Рядом со свежевырытой могилой стоял невзрачного вида старик, держа лопату, наконечников воткнутую в кучу сырой земли. Кажется, он переводил дух после утомительной физической работы.
— Спрячь нож. Я не причиню тебе вреда. Я тот, кто устраивает
— Ты видел ее когда-нибудь?
— Смерть? Каждый день она одаривает меня своим незримым присутствием. Когда ко мне привозят новых господ или же их почивших жен. Все хотят знать, какая она: вздорный ребенок или же мудрая старуха? Нет, сэр, это не скелет, наряженный в балахон и с косой. Это не юноша с привлекательными чертами лица, черными, как смоль волосами, одетый во фрак, и непомерной глубиной мысли. Проще наградить кого-то теми чертами, которыми отчасти обладаешь ты сам: очеловечить то, что никогда человеком не являлось — это так по-человечески. Ведь мы боимся…
— Тогда какая она?
— Вы хотите увидите ее, сэр?
— Разве бы я имел на это право? Один мой знакомый ушел раньше срока. Это было его личное решение. Но почему он это сделал? Он хотел мне что-то сообщить, но внезапно, как будто не способный хранить больше тайну, или испугавшись чего неведомого, распрощался со своей благоприятной жизнью.

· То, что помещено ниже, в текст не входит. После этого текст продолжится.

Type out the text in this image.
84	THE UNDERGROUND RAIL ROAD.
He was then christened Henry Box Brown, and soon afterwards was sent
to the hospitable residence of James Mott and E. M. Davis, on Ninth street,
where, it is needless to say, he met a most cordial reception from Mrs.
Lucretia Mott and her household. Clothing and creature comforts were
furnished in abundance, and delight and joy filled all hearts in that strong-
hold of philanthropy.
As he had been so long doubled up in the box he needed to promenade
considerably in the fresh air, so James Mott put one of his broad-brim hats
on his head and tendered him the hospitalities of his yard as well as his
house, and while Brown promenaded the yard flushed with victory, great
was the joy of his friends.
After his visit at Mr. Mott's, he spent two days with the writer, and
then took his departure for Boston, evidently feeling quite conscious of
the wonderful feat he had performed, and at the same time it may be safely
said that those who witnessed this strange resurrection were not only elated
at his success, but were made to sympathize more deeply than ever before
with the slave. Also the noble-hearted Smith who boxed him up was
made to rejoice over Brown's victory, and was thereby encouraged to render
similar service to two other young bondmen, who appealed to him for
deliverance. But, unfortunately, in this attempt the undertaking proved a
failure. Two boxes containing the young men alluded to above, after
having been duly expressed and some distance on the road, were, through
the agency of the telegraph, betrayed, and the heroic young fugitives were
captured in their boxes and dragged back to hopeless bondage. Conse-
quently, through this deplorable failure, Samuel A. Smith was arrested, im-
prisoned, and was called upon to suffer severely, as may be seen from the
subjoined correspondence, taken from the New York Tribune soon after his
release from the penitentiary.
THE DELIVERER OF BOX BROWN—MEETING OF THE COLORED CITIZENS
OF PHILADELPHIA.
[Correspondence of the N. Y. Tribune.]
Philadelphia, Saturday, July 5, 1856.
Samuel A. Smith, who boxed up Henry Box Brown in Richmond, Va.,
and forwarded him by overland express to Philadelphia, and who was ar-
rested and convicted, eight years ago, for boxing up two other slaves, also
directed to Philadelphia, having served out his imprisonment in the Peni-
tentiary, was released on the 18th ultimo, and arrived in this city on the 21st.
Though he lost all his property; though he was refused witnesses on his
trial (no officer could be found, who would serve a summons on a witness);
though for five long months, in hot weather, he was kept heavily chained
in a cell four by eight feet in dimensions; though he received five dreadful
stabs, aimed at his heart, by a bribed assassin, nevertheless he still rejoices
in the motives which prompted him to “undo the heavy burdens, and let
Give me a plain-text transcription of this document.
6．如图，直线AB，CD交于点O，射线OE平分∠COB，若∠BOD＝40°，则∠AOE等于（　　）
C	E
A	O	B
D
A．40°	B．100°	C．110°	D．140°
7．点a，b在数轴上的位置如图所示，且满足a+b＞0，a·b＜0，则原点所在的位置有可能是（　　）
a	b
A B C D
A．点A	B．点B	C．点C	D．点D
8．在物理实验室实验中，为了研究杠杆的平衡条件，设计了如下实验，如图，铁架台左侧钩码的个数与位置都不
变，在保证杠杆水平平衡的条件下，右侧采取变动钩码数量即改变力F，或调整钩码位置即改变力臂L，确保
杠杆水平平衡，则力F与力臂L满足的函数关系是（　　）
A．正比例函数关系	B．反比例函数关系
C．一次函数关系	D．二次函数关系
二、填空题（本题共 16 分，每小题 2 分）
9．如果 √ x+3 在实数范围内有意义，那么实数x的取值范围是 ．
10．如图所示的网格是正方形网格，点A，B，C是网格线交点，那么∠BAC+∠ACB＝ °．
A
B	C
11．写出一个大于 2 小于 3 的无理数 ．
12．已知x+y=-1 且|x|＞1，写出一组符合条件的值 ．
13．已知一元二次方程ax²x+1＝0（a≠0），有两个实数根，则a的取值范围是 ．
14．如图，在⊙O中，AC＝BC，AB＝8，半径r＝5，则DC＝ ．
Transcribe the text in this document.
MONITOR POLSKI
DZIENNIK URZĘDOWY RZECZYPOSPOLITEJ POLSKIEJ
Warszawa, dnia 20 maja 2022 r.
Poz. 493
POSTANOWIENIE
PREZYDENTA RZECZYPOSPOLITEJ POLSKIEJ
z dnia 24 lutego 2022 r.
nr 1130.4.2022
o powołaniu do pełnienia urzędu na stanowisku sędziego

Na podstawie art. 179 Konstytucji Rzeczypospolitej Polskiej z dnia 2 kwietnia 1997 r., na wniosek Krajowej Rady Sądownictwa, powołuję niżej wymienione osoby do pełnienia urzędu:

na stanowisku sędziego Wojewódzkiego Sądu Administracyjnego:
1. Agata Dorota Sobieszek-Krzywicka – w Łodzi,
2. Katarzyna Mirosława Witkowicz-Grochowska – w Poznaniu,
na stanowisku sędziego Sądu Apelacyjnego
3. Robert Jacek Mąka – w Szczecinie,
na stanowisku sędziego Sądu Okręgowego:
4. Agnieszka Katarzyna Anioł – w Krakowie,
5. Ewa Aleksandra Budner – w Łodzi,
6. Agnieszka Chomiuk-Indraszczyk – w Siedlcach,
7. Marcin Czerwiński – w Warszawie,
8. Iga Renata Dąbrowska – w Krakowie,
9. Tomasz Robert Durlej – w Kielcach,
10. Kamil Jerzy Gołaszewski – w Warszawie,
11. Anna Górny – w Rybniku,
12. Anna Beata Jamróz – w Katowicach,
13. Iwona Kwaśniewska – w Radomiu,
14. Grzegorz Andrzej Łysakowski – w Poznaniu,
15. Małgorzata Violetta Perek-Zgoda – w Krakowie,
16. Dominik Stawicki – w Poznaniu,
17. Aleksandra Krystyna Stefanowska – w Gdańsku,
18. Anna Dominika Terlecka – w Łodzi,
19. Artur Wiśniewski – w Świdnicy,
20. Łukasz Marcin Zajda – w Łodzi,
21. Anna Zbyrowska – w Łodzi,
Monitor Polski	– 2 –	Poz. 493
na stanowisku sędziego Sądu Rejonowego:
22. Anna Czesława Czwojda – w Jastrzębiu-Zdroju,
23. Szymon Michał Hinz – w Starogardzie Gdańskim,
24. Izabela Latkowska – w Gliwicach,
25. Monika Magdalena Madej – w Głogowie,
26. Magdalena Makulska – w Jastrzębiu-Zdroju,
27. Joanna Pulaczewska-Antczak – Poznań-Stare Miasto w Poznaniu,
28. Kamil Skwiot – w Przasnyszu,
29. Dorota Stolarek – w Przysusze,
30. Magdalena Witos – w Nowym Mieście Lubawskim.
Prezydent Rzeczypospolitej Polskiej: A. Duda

— Может быть, это было вовсе не его решение? Некоторые наши мысли только кажутся нашими, но если зайти чуть глубже в исследованиях, окажется, что мы и не способны были подумать о чем-то подобном. Мы удивляемся порой тому, как иногда приходим к той или иной не привычной для нашего ума мысли. И чем больше задаемся вопросами, тем сильнее в нас возгорается пламя интереса.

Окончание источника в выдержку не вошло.